Our study has several limitations. First, we included a wide range of patients. The higher diagnostic yield in this study may be a result of including relatively large lung lesions. However, separate analyses of small nodules showed an acceptable diagnostic yield, similar to previous studies. Second, this is a single center study. Other institutions may not use real‐time CT‐guided TBLB. However, CT is a widely used diagnostic tool and institutions that perform bronchoscopy and CT may perform this procedure without difficulty. Third, we only retrospectively analyzed patients who underwent CT‐guided TBLB. Therefore, we cannot directly compare diagnostic yield between conventional fluoroscopy‐guided and CT‐guided TBLB. Multicenter studies with large sample sizes are needed to validate the effectiveness of CT‐guided TBLB. Finally, we could not analyze for ground glass nodules because we only enrolled patients with solid nodules or masses. Further studies will be needed to determine the diagnostic yield of CT‐guided TBLB for ground glass nodules.

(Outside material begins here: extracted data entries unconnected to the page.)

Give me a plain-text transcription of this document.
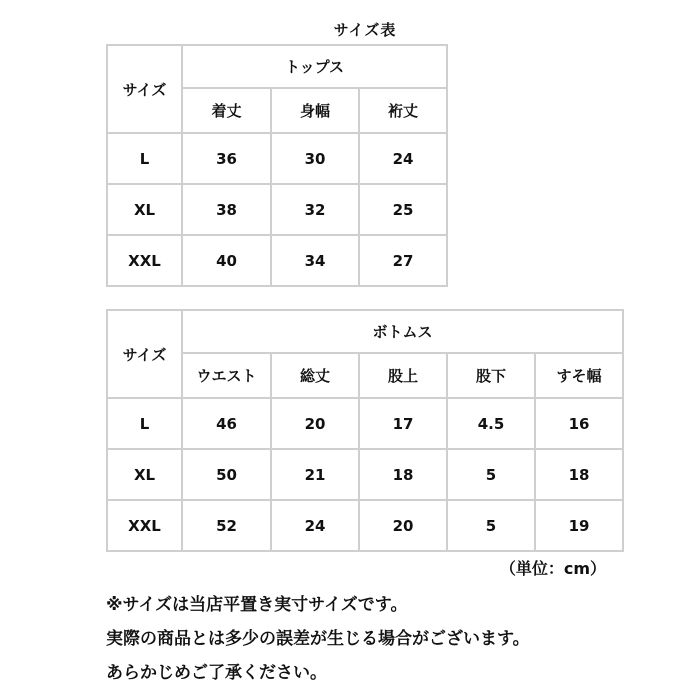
サイズ表
サイズ	トップス		
	着丈	身幅	裄丈
L	36	30	24
XL	38	32	25
XXL	40	34	27
サイズ	ボトムス				
	ウエスト	総丈	股上	股下	すそ幅
L	46	20	17	4.5	16
XL	50	21	18	5	18
XXL	52	24	20	5	19
（単位：cm）
※サイズは当店平置き実寸サイズです。
実際の商品とは多少の誤差が生じる場合がございます。
あらかじめご了承ください。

In conclusion, we found that CT‐guided TBLB provides a good diagnostic yield for pulmonary nodules or masses, with a relatively low risk of radiation exposure and low rate of complications. The positioning of biopsy forceps under the guidance of real‐time CT can predict successful biopsy results. In selected patients, CT‐guided TBLB is a suitable alternative for the diagnosis of lung lesions that are difficult to evaluate by other procedures.

Disclosure

No authors report any conflict of interest.